Jun 2, 2015, 10:00 AM
Former magistrate and High Court judge, Moses B. Johnson-Richards, was Friday arraigned at the Banjul Magistrates’ Court before Magistrate Emannuel Nkea, charged with giving false information and sedition.
Moses Richards, who vehemently denied the charges, was ordered to be remanded in police custody.
The charge sheet on count one stated that Moses B Johnson-Richards, on 6th November 2010 at Banjul, knowingly gave false information to the Sheriff of the Gambia to wit: That His Excellency the President of the Gambia has ordered the stay of execution of the writ of possession in civil suit No 349|92 B No.28, with intent to cause the Sheriff of the Gambia to stop the execution of the said writ of possession.

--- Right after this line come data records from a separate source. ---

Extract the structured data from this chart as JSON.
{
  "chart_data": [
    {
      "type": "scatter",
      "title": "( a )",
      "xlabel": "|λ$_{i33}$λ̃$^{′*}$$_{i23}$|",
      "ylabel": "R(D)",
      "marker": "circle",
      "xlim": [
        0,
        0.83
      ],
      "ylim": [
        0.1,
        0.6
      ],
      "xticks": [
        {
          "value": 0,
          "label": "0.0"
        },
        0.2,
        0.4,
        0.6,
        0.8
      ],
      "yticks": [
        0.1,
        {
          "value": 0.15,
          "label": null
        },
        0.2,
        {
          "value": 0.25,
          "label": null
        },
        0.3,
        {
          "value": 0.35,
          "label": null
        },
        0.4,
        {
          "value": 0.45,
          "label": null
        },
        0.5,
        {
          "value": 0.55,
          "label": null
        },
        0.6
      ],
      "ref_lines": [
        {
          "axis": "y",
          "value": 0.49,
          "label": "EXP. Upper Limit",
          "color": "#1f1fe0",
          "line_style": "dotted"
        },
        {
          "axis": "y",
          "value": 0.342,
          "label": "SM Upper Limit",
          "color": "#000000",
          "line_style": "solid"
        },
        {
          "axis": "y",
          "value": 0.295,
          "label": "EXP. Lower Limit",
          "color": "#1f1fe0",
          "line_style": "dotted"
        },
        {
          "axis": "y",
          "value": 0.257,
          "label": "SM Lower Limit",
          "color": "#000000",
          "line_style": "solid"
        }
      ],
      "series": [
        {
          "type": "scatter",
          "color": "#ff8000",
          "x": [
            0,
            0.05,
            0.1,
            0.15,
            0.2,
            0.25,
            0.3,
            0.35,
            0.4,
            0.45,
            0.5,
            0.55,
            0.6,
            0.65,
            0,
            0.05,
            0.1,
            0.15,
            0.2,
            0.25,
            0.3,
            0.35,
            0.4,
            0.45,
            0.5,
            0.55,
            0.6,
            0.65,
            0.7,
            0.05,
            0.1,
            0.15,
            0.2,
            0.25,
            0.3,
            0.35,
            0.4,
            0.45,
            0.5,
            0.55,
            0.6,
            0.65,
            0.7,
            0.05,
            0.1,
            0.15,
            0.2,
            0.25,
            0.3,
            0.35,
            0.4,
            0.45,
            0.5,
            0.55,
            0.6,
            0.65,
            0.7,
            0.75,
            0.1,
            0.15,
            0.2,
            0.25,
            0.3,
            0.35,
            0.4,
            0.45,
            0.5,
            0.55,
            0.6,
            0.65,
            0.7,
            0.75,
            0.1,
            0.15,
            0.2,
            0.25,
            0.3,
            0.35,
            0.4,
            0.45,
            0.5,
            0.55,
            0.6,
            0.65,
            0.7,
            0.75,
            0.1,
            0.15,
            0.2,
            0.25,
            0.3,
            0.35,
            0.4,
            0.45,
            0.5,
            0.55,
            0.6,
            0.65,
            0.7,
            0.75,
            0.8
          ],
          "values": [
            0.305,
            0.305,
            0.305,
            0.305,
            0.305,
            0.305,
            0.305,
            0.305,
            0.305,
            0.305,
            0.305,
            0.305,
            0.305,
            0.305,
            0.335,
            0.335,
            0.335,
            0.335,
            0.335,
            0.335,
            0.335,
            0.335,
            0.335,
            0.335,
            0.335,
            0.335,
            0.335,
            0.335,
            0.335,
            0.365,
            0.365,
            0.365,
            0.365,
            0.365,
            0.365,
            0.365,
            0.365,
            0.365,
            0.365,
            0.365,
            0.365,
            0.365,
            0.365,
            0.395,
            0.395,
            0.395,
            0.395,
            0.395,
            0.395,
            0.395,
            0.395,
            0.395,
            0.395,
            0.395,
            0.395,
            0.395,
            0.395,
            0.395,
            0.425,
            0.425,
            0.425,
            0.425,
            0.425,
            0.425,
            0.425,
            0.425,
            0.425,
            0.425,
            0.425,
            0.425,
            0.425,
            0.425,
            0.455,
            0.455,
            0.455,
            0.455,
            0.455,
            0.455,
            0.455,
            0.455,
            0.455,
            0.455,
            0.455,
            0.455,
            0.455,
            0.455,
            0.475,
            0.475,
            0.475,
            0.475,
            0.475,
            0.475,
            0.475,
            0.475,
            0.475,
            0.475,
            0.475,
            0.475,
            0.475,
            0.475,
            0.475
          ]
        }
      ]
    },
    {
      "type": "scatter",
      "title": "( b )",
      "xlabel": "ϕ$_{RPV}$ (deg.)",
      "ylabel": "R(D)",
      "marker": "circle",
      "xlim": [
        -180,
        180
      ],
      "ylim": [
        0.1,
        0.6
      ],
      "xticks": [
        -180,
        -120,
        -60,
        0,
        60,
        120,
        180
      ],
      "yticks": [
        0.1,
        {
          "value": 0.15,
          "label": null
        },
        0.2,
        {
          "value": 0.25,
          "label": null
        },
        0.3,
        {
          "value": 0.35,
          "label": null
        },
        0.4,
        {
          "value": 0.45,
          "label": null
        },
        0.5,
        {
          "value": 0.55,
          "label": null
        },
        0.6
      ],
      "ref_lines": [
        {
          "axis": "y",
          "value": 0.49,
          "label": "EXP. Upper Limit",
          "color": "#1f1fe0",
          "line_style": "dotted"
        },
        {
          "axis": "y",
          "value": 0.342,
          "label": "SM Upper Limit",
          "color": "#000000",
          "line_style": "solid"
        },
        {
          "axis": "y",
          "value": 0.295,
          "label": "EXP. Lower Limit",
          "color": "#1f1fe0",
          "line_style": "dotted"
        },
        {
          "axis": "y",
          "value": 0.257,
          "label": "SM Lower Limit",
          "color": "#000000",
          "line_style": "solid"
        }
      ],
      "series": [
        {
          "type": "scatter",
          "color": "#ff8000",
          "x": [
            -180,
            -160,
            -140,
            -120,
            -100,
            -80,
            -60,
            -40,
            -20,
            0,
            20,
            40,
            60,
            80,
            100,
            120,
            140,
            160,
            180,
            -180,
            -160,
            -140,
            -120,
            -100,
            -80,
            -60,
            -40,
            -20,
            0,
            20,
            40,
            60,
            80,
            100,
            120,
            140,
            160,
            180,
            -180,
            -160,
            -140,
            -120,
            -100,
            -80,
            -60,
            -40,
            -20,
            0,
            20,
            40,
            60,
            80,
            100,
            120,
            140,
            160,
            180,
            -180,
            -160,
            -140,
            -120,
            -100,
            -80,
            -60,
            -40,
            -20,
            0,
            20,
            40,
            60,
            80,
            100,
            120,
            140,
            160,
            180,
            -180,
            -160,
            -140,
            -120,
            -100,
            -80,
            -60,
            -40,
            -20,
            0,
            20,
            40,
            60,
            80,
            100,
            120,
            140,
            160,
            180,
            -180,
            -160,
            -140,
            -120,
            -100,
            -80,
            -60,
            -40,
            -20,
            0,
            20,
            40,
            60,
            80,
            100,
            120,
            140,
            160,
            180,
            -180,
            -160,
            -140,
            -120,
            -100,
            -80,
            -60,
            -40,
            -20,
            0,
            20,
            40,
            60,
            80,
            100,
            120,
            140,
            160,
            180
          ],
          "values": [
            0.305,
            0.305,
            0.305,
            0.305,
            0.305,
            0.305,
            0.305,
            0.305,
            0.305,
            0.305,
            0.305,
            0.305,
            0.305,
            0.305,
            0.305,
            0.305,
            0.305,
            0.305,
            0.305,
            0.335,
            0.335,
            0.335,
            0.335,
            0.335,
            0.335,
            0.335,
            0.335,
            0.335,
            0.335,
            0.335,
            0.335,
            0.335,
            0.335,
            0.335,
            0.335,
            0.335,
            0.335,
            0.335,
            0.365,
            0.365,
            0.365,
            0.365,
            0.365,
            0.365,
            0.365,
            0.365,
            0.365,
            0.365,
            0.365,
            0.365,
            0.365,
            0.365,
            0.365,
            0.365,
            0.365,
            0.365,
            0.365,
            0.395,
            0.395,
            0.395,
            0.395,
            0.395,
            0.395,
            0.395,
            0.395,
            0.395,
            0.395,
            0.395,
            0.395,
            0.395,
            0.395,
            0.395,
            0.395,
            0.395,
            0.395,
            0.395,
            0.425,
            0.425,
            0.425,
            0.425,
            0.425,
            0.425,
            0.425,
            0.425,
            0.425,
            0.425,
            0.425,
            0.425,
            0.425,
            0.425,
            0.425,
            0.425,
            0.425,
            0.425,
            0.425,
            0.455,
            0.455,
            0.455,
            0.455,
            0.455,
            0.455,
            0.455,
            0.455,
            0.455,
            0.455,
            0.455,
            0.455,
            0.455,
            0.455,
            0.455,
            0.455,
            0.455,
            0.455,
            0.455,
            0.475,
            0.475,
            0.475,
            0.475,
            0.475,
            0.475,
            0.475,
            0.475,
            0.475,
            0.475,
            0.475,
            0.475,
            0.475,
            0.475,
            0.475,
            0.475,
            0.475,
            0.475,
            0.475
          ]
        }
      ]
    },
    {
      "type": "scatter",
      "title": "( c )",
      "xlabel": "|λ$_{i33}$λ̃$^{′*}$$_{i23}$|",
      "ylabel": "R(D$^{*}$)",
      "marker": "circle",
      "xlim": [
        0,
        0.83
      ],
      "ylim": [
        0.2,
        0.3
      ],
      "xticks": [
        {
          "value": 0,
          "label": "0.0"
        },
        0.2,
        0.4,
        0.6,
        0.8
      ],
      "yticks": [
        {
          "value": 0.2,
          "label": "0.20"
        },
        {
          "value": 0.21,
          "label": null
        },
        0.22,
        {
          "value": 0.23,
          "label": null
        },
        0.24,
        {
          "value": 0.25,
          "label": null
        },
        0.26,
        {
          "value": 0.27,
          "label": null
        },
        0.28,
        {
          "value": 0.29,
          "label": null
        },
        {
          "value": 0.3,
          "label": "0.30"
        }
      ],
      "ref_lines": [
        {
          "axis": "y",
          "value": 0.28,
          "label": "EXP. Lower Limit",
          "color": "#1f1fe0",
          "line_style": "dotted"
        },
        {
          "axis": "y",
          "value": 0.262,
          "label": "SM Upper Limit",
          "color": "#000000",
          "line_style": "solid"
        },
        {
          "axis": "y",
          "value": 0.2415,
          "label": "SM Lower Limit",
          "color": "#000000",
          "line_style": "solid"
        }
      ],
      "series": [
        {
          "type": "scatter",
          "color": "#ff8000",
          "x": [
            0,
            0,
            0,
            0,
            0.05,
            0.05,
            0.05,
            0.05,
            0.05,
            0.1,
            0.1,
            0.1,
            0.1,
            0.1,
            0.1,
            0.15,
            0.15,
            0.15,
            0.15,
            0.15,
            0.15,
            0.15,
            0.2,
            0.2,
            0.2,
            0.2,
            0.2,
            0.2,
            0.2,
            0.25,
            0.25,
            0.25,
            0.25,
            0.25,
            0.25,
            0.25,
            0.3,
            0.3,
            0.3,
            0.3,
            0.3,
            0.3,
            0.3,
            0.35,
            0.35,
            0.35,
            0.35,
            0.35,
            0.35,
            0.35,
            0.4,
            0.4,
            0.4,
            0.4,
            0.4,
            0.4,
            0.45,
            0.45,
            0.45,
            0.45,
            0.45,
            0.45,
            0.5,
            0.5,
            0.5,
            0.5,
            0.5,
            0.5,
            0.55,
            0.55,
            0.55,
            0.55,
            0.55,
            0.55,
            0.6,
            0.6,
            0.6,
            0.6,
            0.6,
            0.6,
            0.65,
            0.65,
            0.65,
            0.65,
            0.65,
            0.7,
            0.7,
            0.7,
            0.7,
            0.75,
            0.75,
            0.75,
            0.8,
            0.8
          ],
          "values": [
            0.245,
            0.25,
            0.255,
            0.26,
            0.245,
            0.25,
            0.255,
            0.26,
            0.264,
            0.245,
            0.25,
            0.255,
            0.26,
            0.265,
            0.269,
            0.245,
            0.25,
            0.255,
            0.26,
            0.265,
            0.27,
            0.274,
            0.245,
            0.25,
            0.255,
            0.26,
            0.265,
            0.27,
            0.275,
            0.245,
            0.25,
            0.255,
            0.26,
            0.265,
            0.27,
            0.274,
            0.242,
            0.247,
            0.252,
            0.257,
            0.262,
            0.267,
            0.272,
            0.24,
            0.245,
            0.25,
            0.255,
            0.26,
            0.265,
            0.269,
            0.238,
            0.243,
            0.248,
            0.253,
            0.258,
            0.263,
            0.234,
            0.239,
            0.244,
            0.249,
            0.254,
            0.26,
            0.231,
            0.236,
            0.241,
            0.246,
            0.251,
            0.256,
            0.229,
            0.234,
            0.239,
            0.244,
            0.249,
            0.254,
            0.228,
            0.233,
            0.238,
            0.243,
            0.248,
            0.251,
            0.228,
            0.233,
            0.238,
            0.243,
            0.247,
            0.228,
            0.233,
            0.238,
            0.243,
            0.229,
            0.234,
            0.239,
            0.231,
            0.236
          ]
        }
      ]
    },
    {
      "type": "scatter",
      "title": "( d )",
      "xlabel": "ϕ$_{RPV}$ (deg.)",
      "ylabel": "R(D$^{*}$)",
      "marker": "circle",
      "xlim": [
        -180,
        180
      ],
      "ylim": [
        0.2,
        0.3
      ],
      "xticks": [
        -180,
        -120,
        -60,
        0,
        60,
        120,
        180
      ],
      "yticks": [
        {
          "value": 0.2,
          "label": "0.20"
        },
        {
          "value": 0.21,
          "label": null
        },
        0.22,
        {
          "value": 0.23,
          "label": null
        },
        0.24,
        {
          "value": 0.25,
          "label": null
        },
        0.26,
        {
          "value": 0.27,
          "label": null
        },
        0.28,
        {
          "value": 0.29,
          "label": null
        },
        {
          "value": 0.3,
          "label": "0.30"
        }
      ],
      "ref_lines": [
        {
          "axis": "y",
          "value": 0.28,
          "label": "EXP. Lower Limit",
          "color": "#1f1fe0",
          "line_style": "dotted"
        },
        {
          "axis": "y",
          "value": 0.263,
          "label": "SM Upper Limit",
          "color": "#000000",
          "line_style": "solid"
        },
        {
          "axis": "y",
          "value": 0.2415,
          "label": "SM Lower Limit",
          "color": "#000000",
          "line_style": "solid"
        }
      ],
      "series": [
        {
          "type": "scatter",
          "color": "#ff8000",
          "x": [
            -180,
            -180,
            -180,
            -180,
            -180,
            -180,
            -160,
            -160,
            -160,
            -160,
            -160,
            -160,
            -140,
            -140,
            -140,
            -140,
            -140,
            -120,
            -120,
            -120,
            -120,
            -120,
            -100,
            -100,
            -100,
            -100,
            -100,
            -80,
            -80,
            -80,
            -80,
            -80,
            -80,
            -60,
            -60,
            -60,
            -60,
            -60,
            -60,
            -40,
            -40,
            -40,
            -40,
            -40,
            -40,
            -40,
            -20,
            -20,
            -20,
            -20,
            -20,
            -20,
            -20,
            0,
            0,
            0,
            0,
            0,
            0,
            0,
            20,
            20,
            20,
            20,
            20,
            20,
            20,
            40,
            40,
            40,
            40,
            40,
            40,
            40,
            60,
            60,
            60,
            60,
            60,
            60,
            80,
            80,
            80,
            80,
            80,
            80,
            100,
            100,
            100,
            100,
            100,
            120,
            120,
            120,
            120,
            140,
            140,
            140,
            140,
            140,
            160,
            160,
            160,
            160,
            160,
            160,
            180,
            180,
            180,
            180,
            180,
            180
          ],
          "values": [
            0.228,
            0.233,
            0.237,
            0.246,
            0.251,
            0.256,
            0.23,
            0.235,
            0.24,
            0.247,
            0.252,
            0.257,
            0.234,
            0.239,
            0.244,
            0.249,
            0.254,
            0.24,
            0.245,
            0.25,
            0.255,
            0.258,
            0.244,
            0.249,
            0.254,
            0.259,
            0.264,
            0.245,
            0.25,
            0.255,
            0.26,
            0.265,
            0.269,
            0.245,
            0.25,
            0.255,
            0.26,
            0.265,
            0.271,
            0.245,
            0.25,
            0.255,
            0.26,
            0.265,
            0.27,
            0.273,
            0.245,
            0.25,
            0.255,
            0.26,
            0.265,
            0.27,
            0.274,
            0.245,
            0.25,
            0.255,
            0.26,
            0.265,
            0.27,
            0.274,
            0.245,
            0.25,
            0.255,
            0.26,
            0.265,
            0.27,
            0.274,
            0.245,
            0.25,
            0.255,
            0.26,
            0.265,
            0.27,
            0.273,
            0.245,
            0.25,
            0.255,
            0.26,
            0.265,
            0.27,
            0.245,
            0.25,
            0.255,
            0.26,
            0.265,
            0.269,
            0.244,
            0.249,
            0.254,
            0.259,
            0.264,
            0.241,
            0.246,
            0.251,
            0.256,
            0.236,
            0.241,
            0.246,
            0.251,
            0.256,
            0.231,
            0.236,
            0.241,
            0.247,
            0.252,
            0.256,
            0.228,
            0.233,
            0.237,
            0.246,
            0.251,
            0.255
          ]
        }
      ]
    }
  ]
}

Count two read that Moses B Johnson-Richards, on 6th November 2010 at Banjul, published a letter to the Sheriff of the Gambia stating that His Excellency the President of the Republic of the Gambia had ordered a stay of execution of a writ of possession in civil suit NO349 B No.28, with intent to bring into contempt the person of the said President.
Defence counsel Antouman Gaye, in applying for bail on behalf of his client, told the court that the alleged offence committed is a bailable one.
He disclosed that the accused person was a responsible civil servant, who had served this country at various positions with dedication and hard work.
Senior counsel Gaye further added that the accused had one time served as a magistrate up to the rank of principal magistrate, and later appointed as a judge at the criminal division of the High Court.
He further said that it is a constitutional right for the accused person to be granted bail, more so when the offence is a bailable offence.
Gaye pointed out that the accused person is a responsible family man at home, and if remanded in custody would cause some hardship to other members of his family.
“The offence charged is a bailable offence, and people are here willing and ready to stand as sureties if he is granted bail by the court,” he added.
“If the court grants bail to the accused person, he would be available at all times when the court needs him,” counsel stated.
The accused person, he continued, is a good citizen, who had served his country for many years, during which he rose through the ranks, until his termination from active service.
“I, therefore, urge the court to grant bail to the accused person,” he concluded.
In response to the defence counsel’s application, state counsel Simon Obi told the court that the prosecution was objecting to bail for the accused person, on the grounds that if the accused was granted bail, he might jump bail.
The trial magistrate later ruled that he had listened to both submissions, and ordered the accused person be remanded in police custody.
The case was adjourned till today for continuation.